Australijka grająca w barwach Atomu rzeczywiście zaprezentowała się w niedzielę wyśmienicie. W przeciągu czterosetowego spotkania zdobyła aż 29 punktów. Tego dnia na siatce była nie do zatrzymania. - Zabrakło nam w pierwszym meczu współpracy bloku z obroną. Nie jest tajemnicą, że gra Atomu w dużej mierze opiera się na jednej zawodniczce - Rachel Rourke. Nie udało nam się jej zatrzymać. Ona rozegrała naprawdę rewelacyjne spotkanie, robiła w ataku co chciała.

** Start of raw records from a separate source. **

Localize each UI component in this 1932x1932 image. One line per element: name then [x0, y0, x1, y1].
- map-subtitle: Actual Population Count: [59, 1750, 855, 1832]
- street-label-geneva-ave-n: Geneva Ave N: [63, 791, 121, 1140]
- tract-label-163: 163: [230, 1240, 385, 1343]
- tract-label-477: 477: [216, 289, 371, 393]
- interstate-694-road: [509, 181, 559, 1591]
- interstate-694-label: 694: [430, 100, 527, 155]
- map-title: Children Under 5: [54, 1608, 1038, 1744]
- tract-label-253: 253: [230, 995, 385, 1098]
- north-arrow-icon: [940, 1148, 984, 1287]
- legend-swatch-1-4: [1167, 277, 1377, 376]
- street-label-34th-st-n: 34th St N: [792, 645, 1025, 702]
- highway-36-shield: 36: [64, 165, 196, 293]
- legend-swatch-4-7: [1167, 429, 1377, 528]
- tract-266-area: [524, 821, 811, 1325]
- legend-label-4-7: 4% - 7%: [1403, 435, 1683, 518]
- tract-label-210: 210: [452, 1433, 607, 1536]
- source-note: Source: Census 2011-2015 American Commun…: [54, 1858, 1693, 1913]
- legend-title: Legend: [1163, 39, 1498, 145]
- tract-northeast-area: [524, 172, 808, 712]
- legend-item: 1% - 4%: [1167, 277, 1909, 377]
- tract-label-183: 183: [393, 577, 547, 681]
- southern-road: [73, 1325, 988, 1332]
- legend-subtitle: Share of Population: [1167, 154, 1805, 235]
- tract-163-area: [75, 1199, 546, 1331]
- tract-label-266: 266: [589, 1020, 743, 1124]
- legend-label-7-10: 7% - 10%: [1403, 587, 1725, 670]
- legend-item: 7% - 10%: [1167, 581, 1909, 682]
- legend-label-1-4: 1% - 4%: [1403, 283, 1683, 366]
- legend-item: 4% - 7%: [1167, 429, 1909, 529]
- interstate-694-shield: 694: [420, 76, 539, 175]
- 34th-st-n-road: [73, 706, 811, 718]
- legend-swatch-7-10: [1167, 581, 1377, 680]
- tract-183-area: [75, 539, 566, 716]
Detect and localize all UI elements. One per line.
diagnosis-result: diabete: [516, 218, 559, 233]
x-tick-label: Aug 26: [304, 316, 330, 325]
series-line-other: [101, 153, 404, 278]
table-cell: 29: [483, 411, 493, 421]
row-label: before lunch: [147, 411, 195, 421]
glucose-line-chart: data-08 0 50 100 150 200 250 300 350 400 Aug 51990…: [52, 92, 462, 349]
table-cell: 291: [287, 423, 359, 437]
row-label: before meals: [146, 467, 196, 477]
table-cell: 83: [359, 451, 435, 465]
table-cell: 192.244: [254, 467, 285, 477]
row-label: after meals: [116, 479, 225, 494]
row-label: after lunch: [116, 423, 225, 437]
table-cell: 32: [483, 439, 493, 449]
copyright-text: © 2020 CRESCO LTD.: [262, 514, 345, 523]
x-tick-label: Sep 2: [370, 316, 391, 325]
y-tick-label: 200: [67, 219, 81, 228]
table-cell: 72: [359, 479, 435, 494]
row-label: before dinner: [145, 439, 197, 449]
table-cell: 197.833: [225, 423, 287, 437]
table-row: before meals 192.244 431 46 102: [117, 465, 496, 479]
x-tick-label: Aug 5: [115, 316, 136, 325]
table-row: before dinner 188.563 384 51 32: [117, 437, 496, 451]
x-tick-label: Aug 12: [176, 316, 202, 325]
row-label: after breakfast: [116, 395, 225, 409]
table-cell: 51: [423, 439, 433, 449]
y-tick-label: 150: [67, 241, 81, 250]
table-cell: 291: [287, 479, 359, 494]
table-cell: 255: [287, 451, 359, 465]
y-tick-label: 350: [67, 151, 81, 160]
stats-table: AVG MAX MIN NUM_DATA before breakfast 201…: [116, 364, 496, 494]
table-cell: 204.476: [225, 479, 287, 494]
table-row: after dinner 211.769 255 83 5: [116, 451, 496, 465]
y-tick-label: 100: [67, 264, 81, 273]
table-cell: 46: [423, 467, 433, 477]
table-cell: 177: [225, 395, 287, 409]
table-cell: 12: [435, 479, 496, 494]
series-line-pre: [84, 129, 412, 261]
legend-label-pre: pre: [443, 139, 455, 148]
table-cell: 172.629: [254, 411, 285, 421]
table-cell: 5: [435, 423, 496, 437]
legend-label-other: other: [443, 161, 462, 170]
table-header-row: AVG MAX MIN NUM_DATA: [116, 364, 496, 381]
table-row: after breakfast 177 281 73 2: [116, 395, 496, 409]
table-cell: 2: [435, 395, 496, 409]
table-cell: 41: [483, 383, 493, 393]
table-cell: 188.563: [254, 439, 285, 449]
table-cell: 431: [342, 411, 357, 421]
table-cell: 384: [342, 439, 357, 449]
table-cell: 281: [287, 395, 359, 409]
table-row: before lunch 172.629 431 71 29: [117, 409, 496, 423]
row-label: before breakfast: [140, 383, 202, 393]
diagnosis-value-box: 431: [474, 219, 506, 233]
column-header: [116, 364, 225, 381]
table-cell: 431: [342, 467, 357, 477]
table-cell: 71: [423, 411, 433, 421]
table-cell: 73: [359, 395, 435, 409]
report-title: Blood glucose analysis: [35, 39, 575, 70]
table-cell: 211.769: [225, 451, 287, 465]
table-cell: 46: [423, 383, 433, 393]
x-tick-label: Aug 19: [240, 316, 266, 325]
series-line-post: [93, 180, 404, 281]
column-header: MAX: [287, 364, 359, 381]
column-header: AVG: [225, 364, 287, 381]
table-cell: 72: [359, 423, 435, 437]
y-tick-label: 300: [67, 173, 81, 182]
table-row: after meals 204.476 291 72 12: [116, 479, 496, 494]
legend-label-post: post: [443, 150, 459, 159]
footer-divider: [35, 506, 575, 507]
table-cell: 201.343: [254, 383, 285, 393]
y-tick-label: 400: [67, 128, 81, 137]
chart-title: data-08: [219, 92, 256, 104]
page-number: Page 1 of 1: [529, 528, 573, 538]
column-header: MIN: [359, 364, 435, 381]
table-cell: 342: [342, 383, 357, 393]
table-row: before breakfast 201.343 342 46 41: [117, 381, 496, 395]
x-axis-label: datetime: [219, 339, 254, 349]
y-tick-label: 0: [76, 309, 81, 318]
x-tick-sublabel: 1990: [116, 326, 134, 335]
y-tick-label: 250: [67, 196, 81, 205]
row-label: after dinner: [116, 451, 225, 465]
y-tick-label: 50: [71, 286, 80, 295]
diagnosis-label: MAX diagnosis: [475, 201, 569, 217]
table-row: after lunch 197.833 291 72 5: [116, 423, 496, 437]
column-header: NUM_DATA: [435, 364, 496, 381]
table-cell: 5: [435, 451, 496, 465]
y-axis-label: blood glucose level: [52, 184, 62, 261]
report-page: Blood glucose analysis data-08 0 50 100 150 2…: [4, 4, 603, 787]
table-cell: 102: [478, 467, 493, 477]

Ciężko było naszym blokującym ustawić na niej blok - kontynuowała zawodniczka PTPS-u Piła.

Niedzielne spotkanie od samego początku przebiegało pod dyktando podopiecznych Adama Grabowskiego. W trzecim secie nastąpił jednak przestój w dobrej grze atomówek, co pilanki wykorzystały, wygrywając tą partię 25:20. - Moje wrażenie jest takie, że naprawdę starałyśmy się grać fajną siatkówkę. Bardzo chciałyśmy i to było widać, ale niestety wynik nam uciekł. Patrząc na tablicę i na wyniki pojedynczych setów, to po prostu nie wiem dlaczego tak się stało. W tym trzecim secie pokazałyśmy, że można wygrać z Atomem, jednak nie udało nam się podtrzymać tej dobrej passy na boisku - oceniła libero PTPS-u.

Co PTPS musi zrobić, żeby w kolejnym spotkaniu napsuć więcej krwi faworytkom z Sopotu? - Musimy spokojnie przeanalizować to pierwsze spotkanie fazy play-off i wyciągnąć wnioski. Na pewno zagramy w poniedziałek zespołowo, z dużą ambicją - zakończyła Wysocka.